Sebagai strategi penghindaran pajak, Reverse Morris Trust memungkinkan sebuah perusahaan untuk memisahkan properti, divisi perusahaan, dan aset lainnya tanpa dikenakan pajak atas keuntungan dari penjualan. Reverse Morris Trust adalah variasi dari Morris Trust. Agar spin-off bebas pajak seperti Morris Trust berfungsi, harus ada perusahaan induk yang menjual aset, anak perusahaan, dan pembeli eksternal yang tidak terkait dengan perusahaan induk; undang-undang keuangan mengenai kesepakatan tersebut juga harus dipatuhi. Dalam Morris Trust, perusahaan induk menempatkan semua aset yang tidak terlibat dalam transaksi di perusahaan publik baru dan memungkinkan perusahaan pembelian untuk bergabung dengan aset yang tersisa. Reverse Morris Trust berbeda karena anak perusahaan dari perusahaan induk dibuat menggunakan aset yang dibagikan dan kemudian digabungkan dengan pembeli.
Reverse Morris Trust lebih disukai daripada Morris Trust karena menyediakan cara yang tidak berbelit-belit untuk menyelesaikan transaksi. Kesepakatan seperti itu harus disusun dengan cara tertentu dan memenuhi peraturan tertentu sebelum disetujui oleh regulator merger dan akuisisi.

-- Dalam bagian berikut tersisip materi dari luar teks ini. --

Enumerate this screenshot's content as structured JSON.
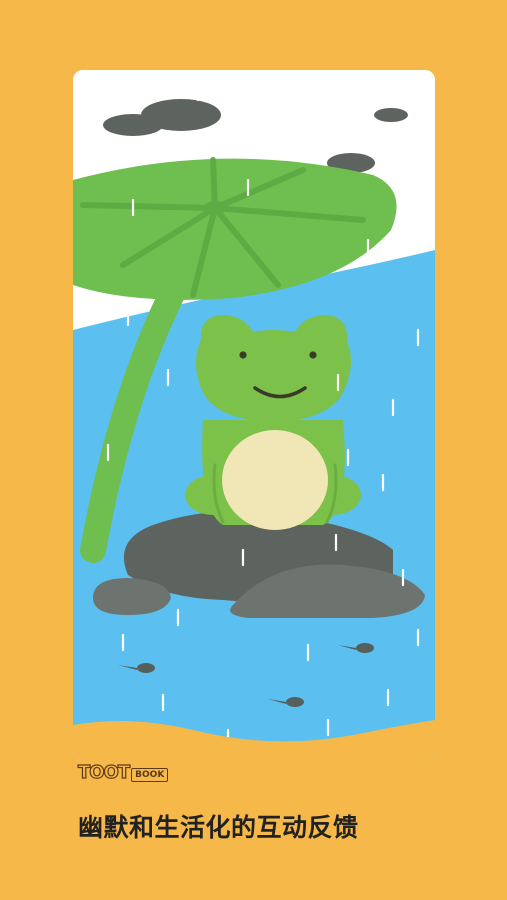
{
  "brand": {
    "name": "TOOT",
    "sub": "BOOK"
  },
  "tagline": "幽默和生活化的互动反馈",
  "colors": {
    "background": "#f7b84a",
    "sky": "#ffffff",
    "water": "#5bc0ef",
    "frog": "#7cc14a",
    "frog_belly": "#f1e6b5",
    "leaf": "#6ebf4f",
    "rock": "#5d645f",
    "rain": "#ffffff"
  },
  "illustration": {
    "subject": "frog-on-rock-in-rain",
    "elements": [
      "lotus-leaf-umbrella",
      "frog",
      "rock",
      "tadpoles",
      "rain",
      "clouds"
    ]
  }
}
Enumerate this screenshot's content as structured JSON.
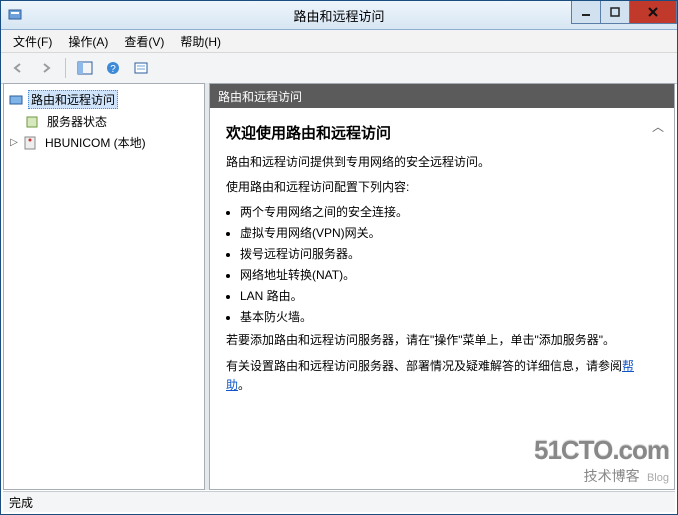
{
  "window": {
    "title": "路由和远程访问"
  },
  "menu": {
    "file": "文件(F)",
    "action": "操作(A)",
    "view": "查看(V)",
    "help": "帮助(H)"
  },
  "tree": {
    "root": "路由和远程访问",
    "item_status": "服务器状态",
    "item_server": "HBUNICOM (本地)"
  },
  "content": {
    "header": "路由和远程访问",
    "h2": "欢迎使用路由和远程访问",
    "p1": "路由和远程访问提供到专用网络的安全远程访问。",
    "p2": "使用路由和远程访问配置下列内容:",
    "li1": "两个专用网络之间的安全连接。",
    "li2": "虚拟专用网络(VPN)网关。",
    "li3": "拨号远程访问服务器。",
    "li4": "网络地址转换(NAT)。",
    "li5": "LAN 路由。",
    "li6": "基本防火墙。",
    "p3a": "若要添加路由和远程访问服务器，请在\"操作\"菜单上，单击\"添加服务器\"。",
    "p4a": "有关设置路由和远程访问服务器、部署情况及疑难解答的详细信息，请参阅",
    "help_label": "帮助",
    "p4b": "。"
  },
  "status": {
    "text": "完成"
  },
  "watermark": {
    "line1": "51CTO.com",
    "line2": "技术博客",
    "tag": "Blog"
  }
}
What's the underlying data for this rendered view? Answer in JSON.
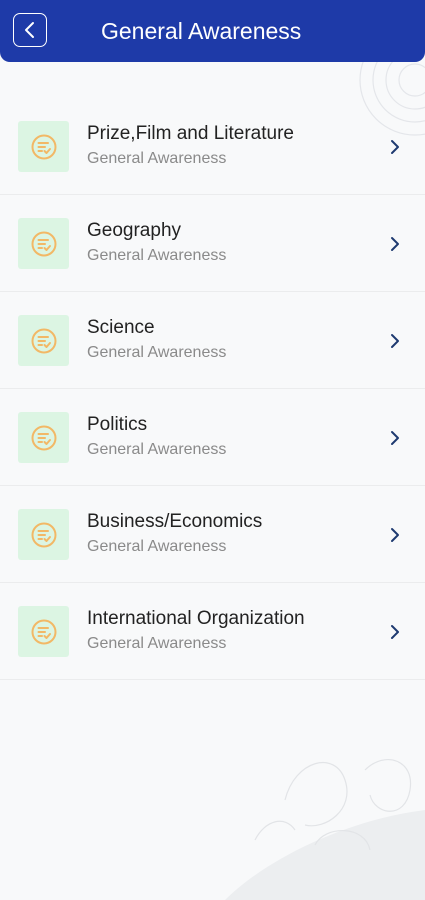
{
  "header": {
    "title": "General Awareness",
    "back_icon": "chevron-left-icon",
    "background_color": "#1e3aa8"
  },
  "categories": [
    {
      "title": "Prize,Film and Literature",
      "subtitle": "General Awareness",
      "icon": "task-check-icon"
    },
    {
      "title": "Geography",
      "subtitle": "General Awareness",
      "icon": "task-check-icon"
    },
    {
      "title": "Science",
      "subtitle": "General Awareness",
      "icon": "task-check-icon"
    },
    {
      "title": "Politics",
      "subtitle": "General Awareness",
      "icon": "task-check-icon"
    },
    {
      "title": "Business/Economics",
      "subtitle": "General Awareness",
      "icon": "task-check-icon"
    },
    {
      "title": "International Organization",
      "subtitle": "General Awareness",
      "icon": "task-check-icon"
    }
  ],
  "colors": {
    "icon_background": "#dcf5e3",
    "icon_accent": "#f2b866",
    "chevron": "#1e3a70"
  }
}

Kebijakan ini ada untuk mencegah penghindaran pajak dan memastikan bahwa pemegang saham di perusahaan induk tidak ditipu.
Uji 50% adalah penentu terbesar legalitas Reverse Morris Trust. Berdasarkan pengujian ini, pemegang saham perusahaan induk harus memiliki lebih dari 50% kepemilikan di perusahaan yang digabungkan. Ketika seorang individu membeli saham di perusahaan publik, dia secara efektif menjadi pemilik bagian dari bisnis dan memiliki klaim atas semua aset dan pendapatan. Dia bahkan dapat mengeluarkan sertifikat saham atau membayar dividen, namun sebagian besar pemegang saham tidak memiliki hak atas pembayaran pendapatan rutin dan tidak dapat mempengaruhi keputusan manajerial seperti Reverse Morris Trust. Regulator pemerintah memberlakukan aturan 50% untuk memastikan bahwa klaim pemegang saham atas aset tersebut diakui meskipun merger.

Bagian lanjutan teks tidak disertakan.